Can atherosclerotic plaques regress? Anatomic and biochemical evidence from nonhuman animal models
- PMID: 2180269
- DOI: 10.1016/0002-9149(90)91253-3
Can atherosclerotic plaques regress? Anatomic and biochemical evidence from nonhuman animal models
Abstract
For at least 60 years, spotty and poorly documented evidence has suggested that atherosclerotic disease in humans might be reversible. Little direct evidence was available until researchers demonstrated that rather advanced atherosclerotic lesions in experimental animals could show marked improvement after blood-lipid-reducing regimens that were often combined with other measures, such as increased ambient oxygen and estradiol therapy. In fact, this combination was used in this laboratory to produce one of the first effective regression studies in the rabbit model.
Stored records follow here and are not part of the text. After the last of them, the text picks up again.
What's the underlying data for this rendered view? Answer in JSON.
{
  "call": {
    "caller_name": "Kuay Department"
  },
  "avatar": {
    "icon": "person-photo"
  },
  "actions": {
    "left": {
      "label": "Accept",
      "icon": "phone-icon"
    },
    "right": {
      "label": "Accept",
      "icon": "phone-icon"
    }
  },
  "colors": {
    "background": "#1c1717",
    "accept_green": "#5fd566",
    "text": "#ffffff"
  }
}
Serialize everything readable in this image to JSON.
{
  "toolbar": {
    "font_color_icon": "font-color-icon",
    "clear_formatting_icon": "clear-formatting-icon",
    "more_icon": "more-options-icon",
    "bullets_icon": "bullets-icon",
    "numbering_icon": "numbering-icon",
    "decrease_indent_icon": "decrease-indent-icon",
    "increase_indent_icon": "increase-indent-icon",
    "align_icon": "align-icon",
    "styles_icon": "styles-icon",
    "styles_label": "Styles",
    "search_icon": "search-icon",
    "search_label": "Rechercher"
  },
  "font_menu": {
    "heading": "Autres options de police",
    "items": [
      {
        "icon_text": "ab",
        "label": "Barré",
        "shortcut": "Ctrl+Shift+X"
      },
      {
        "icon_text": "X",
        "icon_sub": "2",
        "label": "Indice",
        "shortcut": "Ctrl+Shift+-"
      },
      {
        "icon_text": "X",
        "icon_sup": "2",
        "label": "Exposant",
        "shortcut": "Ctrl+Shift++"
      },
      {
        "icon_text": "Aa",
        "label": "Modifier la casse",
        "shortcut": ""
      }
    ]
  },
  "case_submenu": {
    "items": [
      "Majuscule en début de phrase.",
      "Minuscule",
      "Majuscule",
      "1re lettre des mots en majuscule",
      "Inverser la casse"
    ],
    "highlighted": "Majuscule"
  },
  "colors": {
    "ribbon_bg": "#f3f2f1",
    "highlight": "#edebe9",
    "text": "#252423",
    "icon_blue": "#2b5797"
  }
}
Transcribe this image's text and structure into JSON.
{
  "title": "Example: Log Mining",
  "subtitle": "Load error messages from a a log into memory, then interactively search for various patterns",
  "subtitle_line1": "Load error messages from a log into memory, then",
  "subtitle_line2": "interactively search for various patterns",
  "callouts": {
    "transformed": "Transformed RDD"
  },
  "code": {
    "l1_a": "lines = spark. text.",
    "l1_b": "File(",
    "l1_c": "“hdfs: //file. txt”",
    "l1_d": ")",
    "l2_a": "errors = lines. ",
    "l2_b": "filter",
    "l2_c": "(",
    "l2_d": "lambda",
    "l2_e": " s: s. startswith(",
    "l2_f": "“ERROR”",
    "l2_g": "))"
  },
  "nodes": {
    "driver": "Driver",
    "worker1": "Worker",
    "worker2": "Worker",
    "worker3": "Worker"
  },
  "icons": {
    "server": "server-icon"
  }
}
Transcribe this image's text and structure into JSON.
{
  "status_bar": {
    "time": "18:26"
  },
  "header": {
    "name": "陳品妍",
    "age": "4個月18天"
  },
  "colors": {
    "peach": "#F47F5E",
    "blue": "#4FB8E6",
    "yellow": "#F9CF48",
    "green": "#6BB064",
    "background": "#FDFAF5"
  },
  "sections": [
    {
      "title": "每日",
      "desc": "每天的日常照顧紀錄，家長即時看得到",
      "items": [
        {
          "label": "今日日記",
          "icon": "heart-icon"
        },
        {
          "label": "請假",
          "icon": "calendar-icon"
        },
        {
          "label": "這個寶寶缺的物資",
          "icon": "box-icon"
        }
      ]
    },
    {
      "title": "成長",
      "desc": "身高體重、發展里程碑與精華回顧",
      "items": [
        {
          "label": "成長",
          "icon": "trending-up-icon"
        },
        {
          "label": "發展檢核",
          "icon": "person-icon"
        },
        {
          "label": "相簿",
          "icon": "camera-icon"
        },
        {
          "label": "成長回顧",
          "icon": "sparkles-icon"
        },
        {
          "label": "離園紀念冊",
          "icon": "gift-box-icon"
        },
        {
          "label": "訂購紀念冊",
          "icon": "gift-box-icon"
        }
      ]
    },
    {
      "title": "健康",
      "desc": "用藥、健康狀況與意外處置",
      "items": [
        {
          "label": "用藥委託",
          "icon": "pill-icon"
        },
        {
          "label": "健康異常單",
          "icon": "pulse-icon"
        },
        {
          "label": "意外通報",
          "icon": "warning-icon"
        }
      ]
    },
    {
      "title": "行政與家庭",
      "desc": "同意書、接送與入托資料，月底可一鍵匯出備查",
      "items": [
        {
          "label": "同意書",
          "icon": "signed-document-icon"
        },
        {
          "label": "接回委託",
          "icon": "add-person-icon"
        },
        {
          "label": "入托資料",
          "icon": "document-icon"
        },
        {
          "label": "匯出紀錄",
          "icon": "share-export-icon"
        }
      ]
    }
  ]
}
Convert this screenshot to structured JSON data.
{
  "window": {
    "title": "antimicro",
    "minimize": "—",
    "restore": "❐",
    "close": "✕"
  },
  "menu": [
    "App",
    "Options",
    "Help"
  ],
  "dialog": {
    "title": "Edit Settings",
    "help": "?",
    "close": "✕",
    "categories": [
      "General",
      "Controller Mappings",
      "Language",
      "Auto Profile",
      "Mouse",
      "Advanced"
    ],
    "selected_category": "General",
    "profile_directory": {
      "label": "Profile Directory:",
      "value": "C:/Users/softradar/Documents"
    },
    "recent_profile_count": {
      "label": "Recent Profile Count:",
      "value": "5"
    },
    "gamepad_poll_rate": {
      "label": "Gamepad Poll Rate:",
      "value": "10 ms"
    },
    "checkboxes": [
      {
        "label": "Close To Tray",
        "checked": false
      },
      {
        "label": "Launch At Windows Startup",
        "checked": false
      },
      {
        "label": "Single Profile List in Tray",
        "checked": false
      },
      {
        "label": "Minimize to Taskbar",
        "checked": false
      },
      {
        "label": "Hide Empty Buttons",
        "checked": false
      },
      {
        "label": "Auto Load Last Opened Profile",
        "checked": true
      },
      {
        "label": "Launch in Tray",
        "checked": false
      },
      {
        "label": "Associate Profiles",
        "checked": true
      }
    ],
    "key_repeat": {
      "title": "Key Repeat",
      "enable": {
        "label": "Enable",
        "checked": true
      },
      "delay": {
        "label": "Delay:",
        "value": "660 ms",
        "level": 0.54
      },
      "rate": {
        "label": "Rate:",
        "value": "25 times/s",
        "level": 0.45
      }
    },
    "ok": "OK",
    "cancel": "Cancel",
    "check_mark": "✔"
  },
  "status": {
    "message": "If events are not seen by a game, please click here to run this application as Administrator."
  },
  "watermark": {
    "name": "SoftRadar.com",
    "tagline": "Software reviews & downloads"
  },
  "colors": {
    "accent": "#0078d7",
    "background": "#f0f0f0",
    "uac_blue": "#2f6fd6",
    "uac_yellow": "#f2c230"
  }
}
In more recent studies in this laboratory, abundant evidence has been obtained that the advanced, eccentric, largely intimal lesions produced in the rhesus monkey are substantially reversible, and the much more inflammatory, concentric, and often transmural atheroarteritis induced by the same atherogenic ration in the cynomolgus monkeys is much more resistant to effective and beneficial regression. This unusual reaction appears to be due to the circulating immune complexes that participate in the pathogenesis of atherosclerosis in these cynomolgus monkeys, as well as possibly in a number of humans. The evidence for this phenomenon, as well as the varying effects of the lesions induced with contrasting food fats, is summarized in this presentation. Some of the time-related effects of varying interventions when the lesions are studied at 4-month intervals in rhesus and cynomolgus monkeys are also discussed. Other factors that may influence regression are also considered.